INTENSIFICATION OF CYLINDER PRESSURE?
I ran the numbers.
With a 2 B 1.125 R cylinder, assuming system pressure (relief valve) at 3000 psi, rod extending to lift a load, and no load ever tending to pull the rod out, I would do a fixed orifice on the closed side, and nothing on the rod side. That is most common, and is best for the rod seal.
16 gpm pump doesn't affect anything, but see the notes below. 16 gpm into the rod end will push out 24 gpm form the closed side. Account for that in the hose and valve design. Edit: I was thinking of the main cylinder. Log lift cyl won’t see 16 gpm anyway.
While this cylinder is lifting at a slow speed, the rest of the 16 gpm pump flow (or the 4 gpm if it is a two stage pump and has unloaded the large section) is going across relief at 3000 psi and is converted to heat, but this is so intermittent, don't worry about it.
Most wood processor applications are so simple there is rarely any issue with just throwing together parts and no one has issues. However, I always check any cylinder application to be sure, especially if it has a small cylinder with large rod, or has over running load.
I use Excel, but here is the theory, for people who want to understand but may have a different application. (Say a lifting crane or winch or something.) I have cut, pasted, and edited from files I have written before, during my work career.
The worst case in your application would be extending the rod, with full pressure into the closed side, no load on the log lift so no load on cylinder rod, and meter out control of the rod side. 3000 psi into closed side will create 4400 psi on the rod/rod seal side.
Not to panic directly. If the cylinder manufacturer designed the cylinder correctly and rated the cylinder operating at 3000 psi, this intensification was accounted for in the seal design, and 4400 psi would be acceptable. Most hydraulic circuits use meter out control so the fluid is always in compression and the load cannot run away, so the tube and seal design accounts for it. However, if the cylinder manufacturer didn't do their job, and designed for 3000 psi on the seal, it may be an issue.
Assuming the load is always pushing the rod back in, and there is no need to control any load pulling the rod outward, a control on the closed side only will be just fine. You could do a fixed orifice (fitting welded closed and drilled through), or adjustable simple needle valve, or two pressure compensated flow controls with reverse free flow checks, mounted in series facing opposite directions.
I would do the orifice, since it is easiest, cheapest, and cannot be adjusted by curious fingers. It will take some trial and error drilling out, and the lift speed and lower speeds will be different and neither one ideal, but this is a log lift and very intermittent use.
Second choice, adjustable high pressure needle valve, no reverse flow check. Will work the same as the fixed orifice except that you can adjust it externally.
Third choice, or first choice if the orifice doesn't give you what you want, is two PCFC. You could adjust those independently. Would add cost though.

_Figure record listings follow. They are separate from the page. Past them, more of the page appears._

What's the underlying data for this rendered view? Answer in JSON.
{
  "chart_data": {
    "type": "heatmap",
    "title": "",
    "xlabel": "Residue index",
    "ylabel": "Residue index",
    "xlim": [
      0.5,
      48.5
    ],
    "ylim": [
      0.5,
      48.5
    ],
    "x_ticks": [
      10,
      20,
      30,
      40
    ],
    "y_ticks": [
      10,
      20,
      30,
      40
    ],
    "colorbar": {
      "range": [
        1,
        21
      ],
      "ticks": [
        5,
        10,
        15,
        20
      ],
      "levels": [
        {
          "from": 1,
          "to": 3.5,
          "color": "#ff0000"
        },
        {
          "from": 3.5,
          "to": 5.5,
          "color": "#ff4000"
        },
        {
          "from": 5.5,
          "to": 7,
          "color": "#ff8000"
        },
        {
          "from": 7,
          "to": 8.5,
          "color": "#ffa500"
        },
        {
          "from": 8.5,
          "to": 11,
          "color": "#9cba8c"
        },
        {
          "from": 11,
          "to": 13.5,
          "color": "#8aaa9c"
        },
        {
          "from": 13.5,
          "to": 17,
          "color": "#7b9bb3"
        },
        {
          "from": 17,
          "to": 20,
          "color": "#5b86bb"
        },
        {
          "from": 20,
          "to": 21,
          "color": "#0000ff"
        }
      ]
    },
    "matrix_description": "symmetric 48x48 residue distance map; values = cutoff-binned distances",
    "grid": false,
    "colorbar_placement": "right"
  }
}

Here is the math to determine the 4400 psi.
-Area of a circle is = Pi x R x R.
Since R is half of diameter, it is easier to use = (Pi x D x D) /4.
This reduces to = .7854 x D x D
-Area of the closed side is thus .7854 x B x B. Yours is .7854 x 2 x 2 = 3.141 square inches
-Area of the rod steel is thus .7854 x R x R. Yours is .7854 x 1.125 x 1.125 = .99 square inches.

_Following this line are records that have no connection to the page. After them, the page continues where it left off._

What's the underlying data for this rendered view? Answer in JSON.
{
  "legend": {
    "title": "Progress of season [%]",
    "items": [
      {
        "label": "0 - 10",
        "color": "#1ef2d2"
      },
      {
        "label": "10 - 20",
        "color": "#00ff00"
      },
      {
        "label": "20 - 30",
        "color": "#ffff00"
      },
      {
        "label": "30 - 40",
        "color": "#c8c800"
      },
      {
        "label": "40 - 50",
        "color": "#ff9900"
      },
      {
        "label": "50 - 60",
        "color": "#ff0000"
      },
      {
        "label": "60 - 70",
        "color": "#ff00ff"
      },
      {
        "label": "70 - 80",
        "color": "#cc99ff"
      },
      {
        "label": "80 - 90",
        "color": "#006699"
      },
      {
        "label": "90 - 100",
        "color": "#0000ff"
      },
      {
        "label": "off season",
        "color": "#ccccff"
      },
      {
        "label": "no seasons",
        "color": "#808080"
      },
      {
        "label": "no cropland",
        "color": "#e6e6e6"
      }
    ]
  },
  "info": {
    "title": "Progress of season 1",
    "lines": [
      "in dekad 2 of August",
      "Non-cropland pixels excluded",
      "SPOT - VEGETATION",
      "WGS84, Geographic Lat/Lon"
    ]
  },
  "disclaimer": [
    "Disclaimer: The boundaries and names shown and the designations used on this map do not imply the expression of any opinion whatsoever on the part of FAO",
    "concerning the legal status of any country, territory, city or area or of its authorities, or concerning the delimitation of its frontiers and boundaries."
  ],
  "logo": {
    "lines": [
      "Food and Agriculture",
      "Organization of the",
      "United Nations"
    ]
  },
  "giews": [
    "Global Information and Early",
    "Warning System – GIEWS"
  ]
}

-Net area for oil on the rod side is 3.141 - .99 of steel = 2.15 square inches.
-'Cylinder area ratio' is a design term, and is closed side area / rod side net area = 3.14 / 2.15 = 1.46. This is useful to relate the flows in and out. With your pump, 16 gpm into the rod side, retracting the cylinder, will push out 16 x 1.46 = 23.4 gpm out of the closed side. This also shows why a 'dump valve' is sometimes used on the closed side of cylinder with large pumps and large rod diameters.

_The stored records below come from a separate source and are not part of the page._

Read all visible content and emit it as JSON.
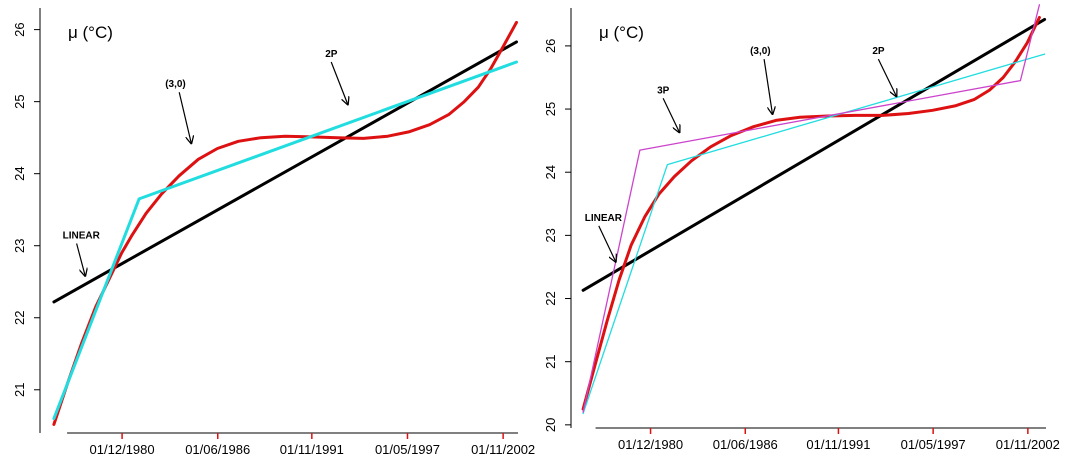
{
  "chart_data": [
    {
      "type": "line",
      "title": "",
      "ylabel": "μ (°C)",
      "xlabel": "",
      "x_ticks": [
        "01/12/1980",
        "01/06/1986",
        "01/11/1991",
        "01/05/1997",
        "01/11/2002"
      ],
      "x_tick_values": [
        1980.92,
        1986.42,
        1991.83,
        1997.33,
        2002.83
      ],
      "y_ticks": [
        21,
        22,
        23,
        24,
        25,
        26
      ],
      "xlim": [
        1976.2,
        2003.8
      ],
      "ylim": [
        20.4,
        26.3
      ],
      "grid": false,
      "legend": "none",
      "series": [
        {
          "color": "#000000",
          "width": 3,
          "x": [
            1977.0,
            2003.6
          ],
          "y": [
            22.22,
            25.83
          ]
        },
        {
          "color": "#dd1111",
          "width": 3,
          "x": [
            1977.0,
            1977.8,
            1978.6,
            1979.4,
            1980.2,
            1980.9,
            1981.5,
            1982.3,
            1983.2,
            1984.2,
            1985.3,
            1986.4,
            1987.6,
            1988.9,
            1990.3,
            1991.8,
            1993.3,
            1994.8,
            1996.2,
            1997.4,
            1998.6,
            1999.7,
            2000.6,
            2001.4,
            2002.1,
            2002.8,
            2003.6
          ],
          "y": [
            20.52,
            21.1,
            21.65,
            22.15,
            22.55,
            22.9,
            23.15,
            23.45,
            23.72,
            23.97,
            24.2,
            24.35,
            24.45,
            24.5,
            24.52,
            24.51,
            24.5,
            24.49,
            24.52,
            24.58,
            24.68,
            24.82,
            25.0,
            25.2,
            25.45,
            25.75,
            26.1
          ]
        },
        {
          "color": "#22dde0",
          "width": 3,
          "x": [
            1977.0,
            1981.9,
            2003.6
          ],
          "y": [
            20.6,
            23.65,
            25.55
          ]
        }
      ],
      "annotations": [
        {
          "text": "LINEAR",
          "x": 1977.5,
          "y": 23.1,
          "arrow_to_x": 1978.8,
          "arrow_to_y": 22.58
        },
        {
          "text": "(3,0)",
          "x": 1983.4,
          "y": 25.2,
          "arrow_to_x": 1984.9,
          "arrow_to_y": 24.42
        },
        {
          "text": "2P",
          "x": 1992.6,
          "y": 25.62,
          "arrow_to_x": 1993.9,
          "arrow_to_y": 24.96
        }
      ]
    },
    {
      "type": "line",
      "title": "",
      "ylabel": "μ (°C)",
      "xlabel": "",
      "x_ticks": [
        "01/12/1980",
        "01/06/1986",
        "01/11/1991",
        "01/05/1997",
        "01/11/2002"
      ],
      "x_tick_values": [
        1980.92,
        1986.42,
        1991.83,
        1997.33,
        2002.83
      ],
      "y_ticks": [
        20,
        21,
        22,
        23,
        24,
        25,
        26
      ],
      "xlim": [
        1976.3,
        2004.0
      ],
      "ylim": [
        19.95,
        26.6
      ],
      "grid": false,
      "legend": "none",
      "series": [
        {
          "color": "#000000",
          "width": 3,
          "x": [
            1977.0,
            2003.8
          ],
          "y": [
            22.13,
            26.42
          ]
        },
        {
          "color": "#dd1111",
          "width": 3,
          "x": [
            1977.0,
            1977.7,
            1978.4,
            1979.1,
            1979.8,
            1980.6,
            1981.4,
            1982.3,
            1983.3,
            1984.4,
            1985.6,
            1986.9,
            1988.2,
            1989.6,
            1991.2,
            1992.8,
            1994.4,
            1995.9,
            1997.3,
            1998.6,
            1999.7,
            2000.6,
            2001.4,
            2002.1,
            2002.8,
            2003.5
          ],
          "y": [
            20.25,
            20.95,
            21.65,
            22.3,
            22.85,
            23.3,
            23.65,
            23.93,
            24.18,
            24.4,
            24.58,
            24.72,
            24.82,
            24.87,
            24.89,
            24.9,
            24.9,
            24.93,
            24.98,
            25.05,
            25.15,
            25.3,
            25.5,
            25.75,
            26.05,
            26.45
          ]
        },
        {
          "color": "#22dde0",
          "width": 1.3,
          "x": [
            1977.0,
            1981.9,
            2003.8
          ],
          "y": [
            20.18,
            24.12,
            25.87
          ]
        },
        {
          "color": "#cc44cc",
          "width": 1.3,
          "x": [
            1977.0,
            1980.3,
            2002.4,
            2003.5
          ],
          "y": [
            20.2,
            24.35,
            25.45,
            26.65
          ]
        }
      ],
      "annotations": [
        {
          "text": "LINEAR",
          "x": 1977.1,
          "y": 23.23,
          "arrow_to_x": 1978.9,
          "arrow_to_y": 22.58
        },
        {
          "text": "3P",
          "x": 1981.3,
          "y": 25.25,
          "arrow_to_x": 1982.6,
          "arrow_to_y": 24.63
        },
        {
          "text": "(3,0)",
          "x": 1986.7,
          "y": 25.87,
          "arrow_to_x": 1988.0,
          "arrow_to_y": 24.92
        },
        {
          "text": "2P",
          "x": 1993.8,
          "y": 25.87,
          "arrow_to_x": 1995.2,
          "arrow_to_y": 25.2
        }
      ]
    }
  ]
}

-Force is pressure x area. That is why larger cylinder is higher force.
-In your case, if the closed side has 3000 psi applied to 3.141 sq inches, the extend force is 9423 lbf (lbs force).
-If there is a meter out control on the rod side, the back pressure created will equal the 9423 lbf from the closed side oil pushing, plus or minus any load on the rod. In this case, no load on rod. Rod side has to resist 9423 lbf, so P x Area = 9423, thus Pressure on rod side is 9423 / 2.15 = 4380 psi. That pressure is created by the meter out control device.
-Intensification worst case is when a load is overrunning in rod extend (i.e. tends to pull the rod out further, like a load hanging down from the rod, with the closed end fastened to the ceiling, or a cylinder pulling to lift a conveyor). In that case, the load of the weight would be added to the force of the oil pushing on the closed side. In that situation, the circuit needs to have control on the rod side (load lowering) but a simple orifice or flow control would generate too much pressure, so it would need a counterbalance or load control valve. There are other safety needs in this type of circuit, but that is a whole different topic.
Hope someone else has learned some theory that applies to their application more complicated than log lift.